In a semiconductor device manufacturing process, for example, an atomic Layer Deposition (ALD) is performed to form various films for forming an etching mask or the like, on a semiconductor wafer as a substrate (hereinafter, referred to as a “wafer”). In order to enhance the productivity of semiconductor devices, the ALD is sometimes performed by an apparatus that rotates a rotary table on which a plurality of wafers is mounted, while revolving the wafers, and repeatedly passes the wafers through a processing gas supply region (process region) defined along a diametric direction of the rotary table.

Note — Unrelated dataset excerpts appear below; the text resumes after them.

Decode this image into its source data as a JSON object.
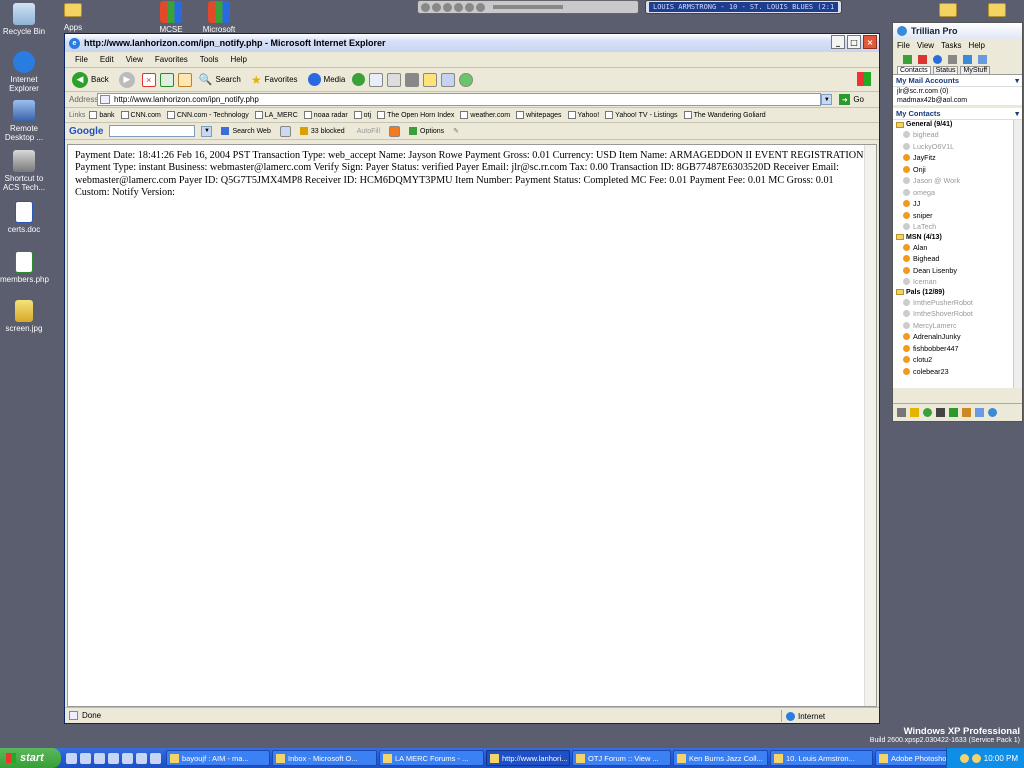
{
  "desktop": {
    "icons": [
      {
        "label": "Recycle Bin"
      },
      {
        "label": "Internet Explorer"
      },
      {
        "label": "Remote Desktop ..."
      },
      {
        "label": "Shortcut to ACS Tech..."
      },
      {
        "label": "certs.doc"
      },
      {
        "label": "members.php"
      },
      {
        "label": "screen.jpg"
      }
    ],
    "top_icons": [
      {
        "label": "Apps"
      },
      {
        "label": "MCSE Training"
      },
      {
        "label": "Microsoft"
      }
    ]
  },
  "media_player": {
    "lcd_text": "LOUIS ARMSTRONG - 10 - ST. LOUIS BLUES (2:1"
  },
  "ie": {
    "title": "http://www.lanhorizon.com/ipn_notify.php - Microsoft Internet Explorer",
    "menu": [
      "File",
      "Edit",
      "View",
      "Favorites",
      "Tools",
      "Help"
    ],
    "toolbar": {
      "back": "Back",
      "search": "Search",
      "favorites": "Favorites",
      "media": "Media"
    },
    "address_label": "Address",
    "address_value": "http://www.lanhorizon.com/ipn_notify.php",
    "go": "Go",
    "links_label": "Links",
    "links": [
      "bank",
      "CNN.com",
      "CNN.com - Technology",
      "LA_MERC",
      "noaa radar",
      "otj",
      "The Open Horn Index",
      "weather.com",
      "whitepages",
      "Yahoo!",
      "Yahoo! TV - Listings",
      "The Wandering Goliard"
    ],
    "google": {
      "logo": "Google",
      "search_web": "Search Web",
      "blocked": "33 blocked",
      "autofill": "AutoFill",
      "options": "Options"
    },
    "content_text": "Payment Date: 18:41:26 Feb 16, 2004 PST Transaction Type: web_accept Name: Jayson Rowe Payment Gross: 0.01 Currency: USD Item Name: ARMAGEDDON II EVENT REGISTRATION Payment Type: instant Business: webmaster@lamerc.com Verify Sign: Payer Status: verified Payer Email: jlr@sc.rr.com Tax: 0.00 Transaction ID: 8GB77487E6303520D Receiver Email: webmaster@lamerc.com Payer ID: Q5G7T5JMX4MP8 Receiver ID: HCM6DQMYT3PMU Item Number: Payment Status: Completed MC Fee: 0.01 Payment Fee: 0.01 MC Gross: 0.01 Custom: Notify Version:",
    "status": "Done",
    "zone": "Internet"
  },
  "trillian": {
    "title": "Trillian Pro",
    "menu": [
      "File",
      "View",
      "Tasks",
      "Help"
    ],
    "tabs": [
      "Contacts",
      "Status",
      "MyStuff"
    ],
    "mail_header": "My Mail Accounts",
    "mail": [
      "jlr@sc.rr.com (0)",
      "madmax42b@aol.com"
    ],
    "contacts_header": "My Contacts",
    "groups": [
      {
        "name": "General (9/41)",
        "contacts": [
          {
            "name": "bighead",
            "online": false
          },
          {
            "name": "LuckyO6V1L",
            "online": false
          },
          {
            "name": "JayFitz",
            "online": true
          },
          {
            "name": "Onji",
            "online": true
          },
          {
            "name": "Jason @ Work",
            "online": false
          },
          {
            "name": "omega",
            "online": false
          },
          {
            "name": "JJ",
            "online": true
          },
          {
            "name": "sniper",
            "online": true
          },
          {
            "name": "LaTech",
            "online": false
          }
        ]
      },
      {
        "name": "MSN (4/13)",
        "contacts": [
          {
            "name": "Alan",
            "online": true
          },
          {
            "name": "Bighead",
            "online": true
          },
          {
            "name": "Dean Lisenby",
            "online": true
          },
          {
            "name": "Iceman",
            "online": false
          }
        ]
      },
      {
        "name": "Pals (12/89)",
        "contacts": [
          {
            "name": "ImthePusherRobot",
            "online": false
          },
          {
            "name": "ImtheShoverRobot",
            "online": false
          },
          {
            "name": "MercyLamerc",
            "online": false
          },
          {
            "name": "AdrenalnJunky",
            "online": true
          },
          {
            "name": "fishbobber447",
            "online": true
          },
          {
            "name": "clotu2",
            "online": true
          },
          {
            "name": "colebear23",
            "online": true
          }
        ]
      }
    ]
  },
  "watermark": {
    "os": "Windows XP Professional",
    "build": "Build 2600.xpsp2.030422-1633 (Service Pack 1)"
  },
  "taskbar": {
    "start": "start",
    "tasks": [
      {
        "label": "bayoujf : AIM - ma...",
        "active": false
      },
      {
        "label": "Inbox - Microsoft O...",
        "active": false
      },
      {
        "label": "LA MERC Forums - ...",
        "active": false
      },
      {
        "label": "http://www.lanhori...",
        "active": true
      },
      {
        "label": "OTJ Forum :: View ...",
        "active": false
      },
      {
        "label": "Ken Burns Jazz Coll...",
        "active": false
      },
      {
        "label": "10. Louis Armstron...",
        "active": false
      },
      {
        "label": "Adobe Photoshop",
        "active": false
      }
    ],
    "clock": "10:00 PM"
  }
}
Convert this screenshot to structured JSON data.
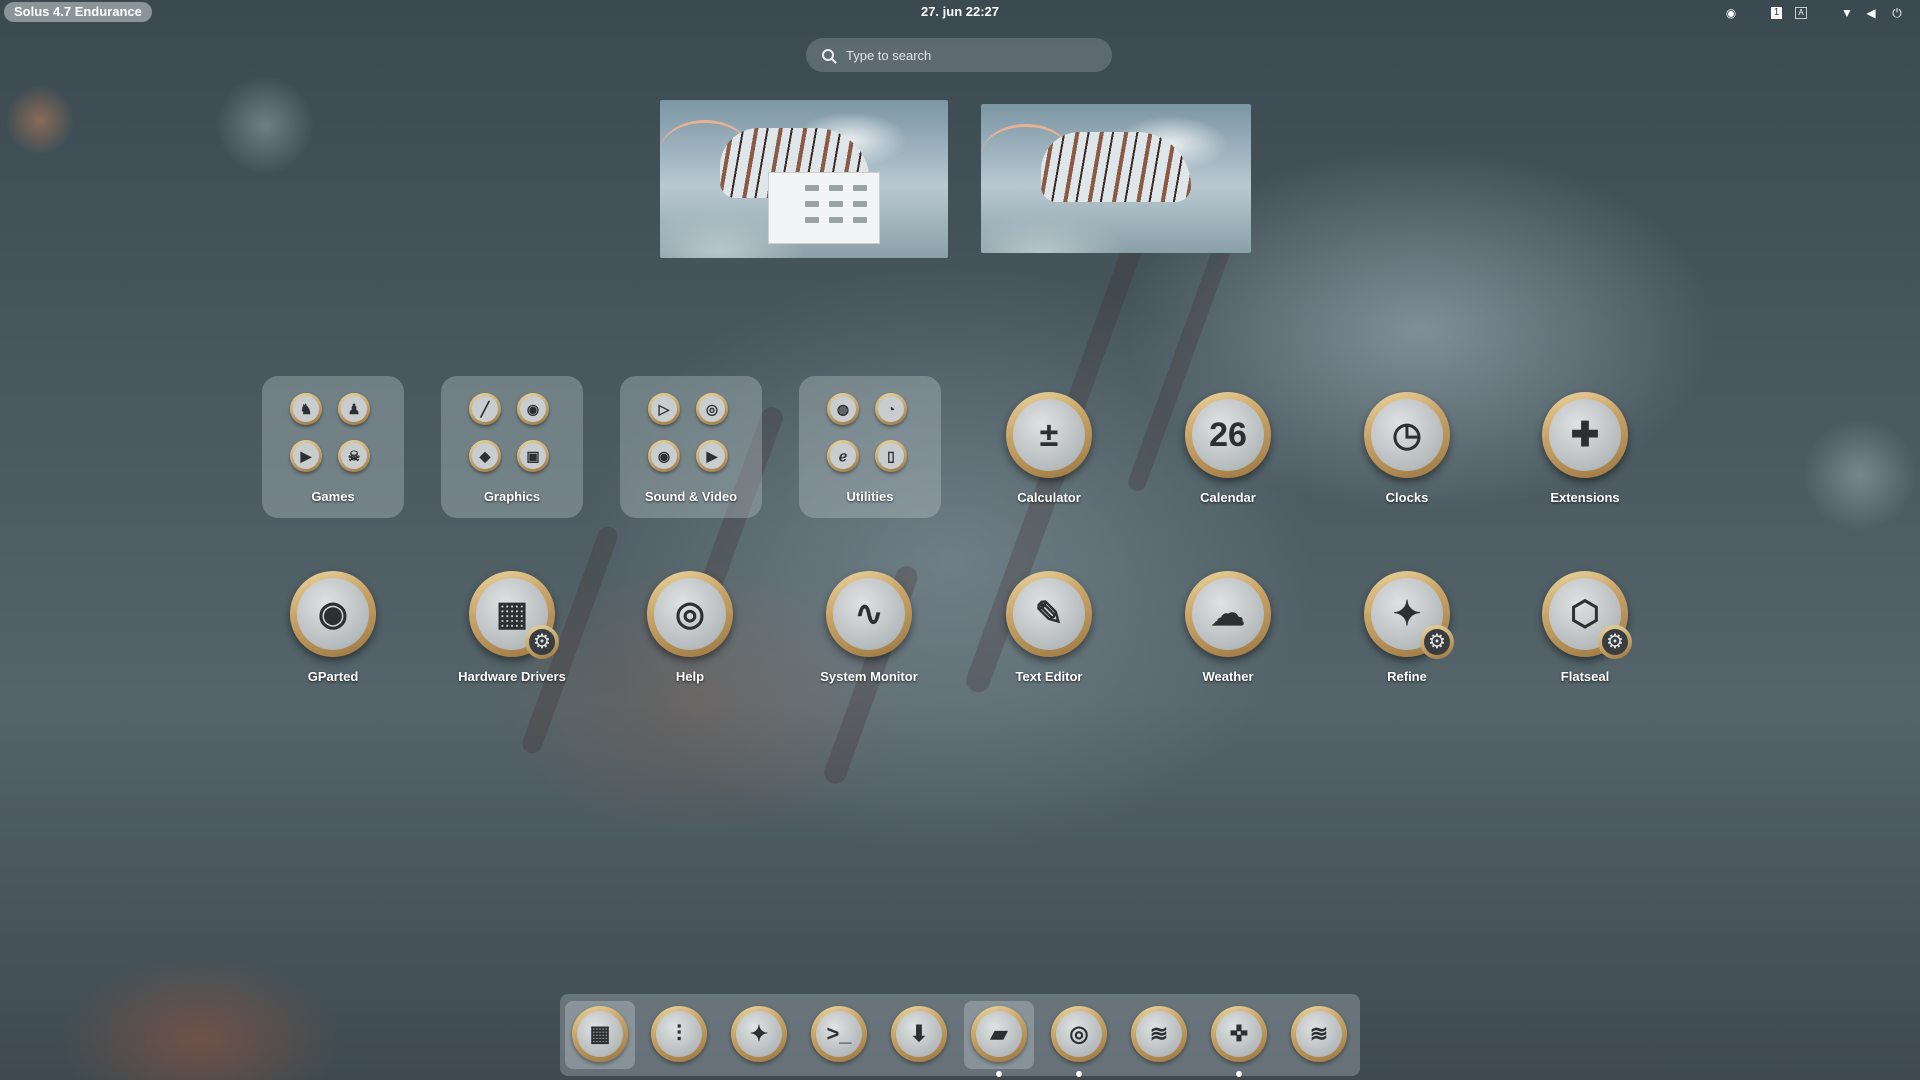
{
  "topbar": {
    "os_label": "Solus 4.7 Endurance",
    "clock": "27. jun  22:27",
    "tray_icons": [
      "steam-icon",
      "notification-icon",
      "keyboard-icon",
      "wifi-icon",
      "volume-icon",
      "power-icon"
    ]
  },
  "search": {
    "placeholder": "Type to search"
  },
  "workspaces": [
    {
      "name": "workspace-1"
    },
    {
      "name": "workspace-2"
    }
  ],
  "folders": [
    {
      "label": "Games",
      "icons": [
        "games-a-icon",
        "games-b-icon",
        "games-c-icon",
        "games-d-icon"
      ]
    },
    {
      "label": "Graphics",
      "icons": [
        "pen-icon",
        "eye-icon",
        "draw-icon",
        "screenshot-icon"
      ]
    },
    {
      "label": "Sound & Video",
      "icons": [
        "player-icon",
        "recorder-icon",
        "camera-icon",
        "play-icon"
      ]
    },
    {
      "label": "Utilities",
      "icons": [
        "chat-icon",
        "disk-usage-icon",
        "edit-icon",
        "mouse-icon"
      ]
    }
  ],
  "apps_row1": [
    {
      "label": "Calculator",
      "glyph": "±",
      "icon": "calculator-icon"
    },
    {
      "label": "Calendar",
      "glyph": "26",
      "icon": "calendar-icon"
    },
    {
      "label": "Clocks",
      "glyph": "◷",
      "icon": "clock-icon"
    },
    {
      "label": "Extensions",
      "glyph": "✚",
      "icon": "puzzle-icon"
    }
  ],
  "apps_row2": [
    {
      "label": "GParted",
      "glyph": "◉",
      "icon": "gparted-icon"
    },
    {
      "label": "Hardware Drivers",
      "glyph": "▦",
      "icon": "hardware-icon",
      "gear": true
    },
    {
      "label": "Help",
      "glyph": "◎",
      "icon": "lifebuoy-icon"
    },
    {
      "label": "System Monitor",
      "glyph": "∿",
      "icon": "pulse-icon"
    },
    {
      "label": "Text Editor",
      "glyph": "✎",
      "icon": "pencil-icon"
    },
    {
      "label": "Weather",
      "glyph": "☁",
      "icon": "weather-icon"
    },
    {
      "label": "Refine",
      "glyph": "✦",
      "icon": "wand-icon",
      "gear": true
    },
    {
      "label": "Flatseal",
      "glyph": "⬡",
      "icon": "flatseal-icon",
      "gear": true
    }
  ],
  "dock": [
    {
      "name": "app-grid-icon",
      "glyph": "▦",
      "active": true
    },
    {
      "name": "mixer-icon",
      "glyph": "⫶"
    },
    {
      "name": "wand-settings-icon",
      "glyph": "✦"
    },
    {
      "name": "terminal-icon",
      "glyph": ">_"
    },
    {
      "name": "software-icon",
      "glyph": "⬇"
    },
    {
      "name": "files-icon",
      "glyph": "▰",
      "active": true,
      "running": true
    },
    {
      "name": "chrome-icon",
      "glyph": "◎",
      "running": true
    },
    {
      "name": "spotify-icon",
      "glyph": "≋"
    },
    {
      "name": "gamepad-icon",
      "glyph": "✜",
      "running": true
    },
    {
      "name": "layers-icon",
      "glyph": "≋"
    }
  ],
  "colors": {
    "accent_gold": "#c9a468",
    "panel_bg": "#96a2a8"
  }
}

With the miniaturization of a wiring constituting a semiconductor device, it is sometimes requested to perform a film formation process at a high uniformity such that, for example, film thicknesses of respective portions in a surface of a wafer deviate within a range of 1% or less from a target value. In addition, with the miniaturization of the wiring, a loading effect within the surface of the wafer is relatively large during an etching process. As such, for example, there is sometimes a desire to form a film thickness distribution of a concentric circular shape in which, for example, a film thickness of the central portion of the wafer is larger than that of the peripheral portion of the wafer. That is to say, it is requested that the film formation process is performed at a high uniformity in the circumferential direction of the wafer.
In the film formation apparatus that revolves the wafers, however, because the processing gas is supplied along the diametric direction of the rotary table, the thickness distribution of a film formed on the respective wafer tends to vary from the central side of the rotary table toward the peripheral side of the rotary table. This makes it difficult to form a film thickness distribution having a high uniformity in the circumferential direction of the wafer. For example, there is known a film formation apparatus which forms a predetermined temperature distribution within a surface of a wafer, and performs a chemical vapor deposition (CVD), thus forming a film thickness distribution of a concentric circular shape as described above. However, in this film formation apparatus, the wafer is not revolved during the film formation process. As such, this apparatus fails to address the above problems.
In order to improve the uniformity of film thickness in a circumferential direction of a wafer, a film formation apparatus provided with the aforementioned rotary table is under consideration in which a rotating mechanism for rotating a mounting stand on which the wafer is mounted, in the circumferential direction, is installed in the rotary table. However, in the film formation apparatus configured as above, a load caused by a rotating mechanism is applied to the rotary table in addition to a centrifugal force caused by the rotation of the mounting stand. Therefore, in order to prevent a breakage of the rotary table, it is considered that the rotary table is required to be formed by a relatively strong material (e.g., a metal such as aluminum (Al)). When the rotary table is formed of the metal, it is necessary to perform a film formation process on the wafer at a relatively low temperature (e.g., a temperature of 200 degrees C. or less) in order to prevent deformation by heat. This makes it impossible to form desired kinds of films or a film having a desired film quality.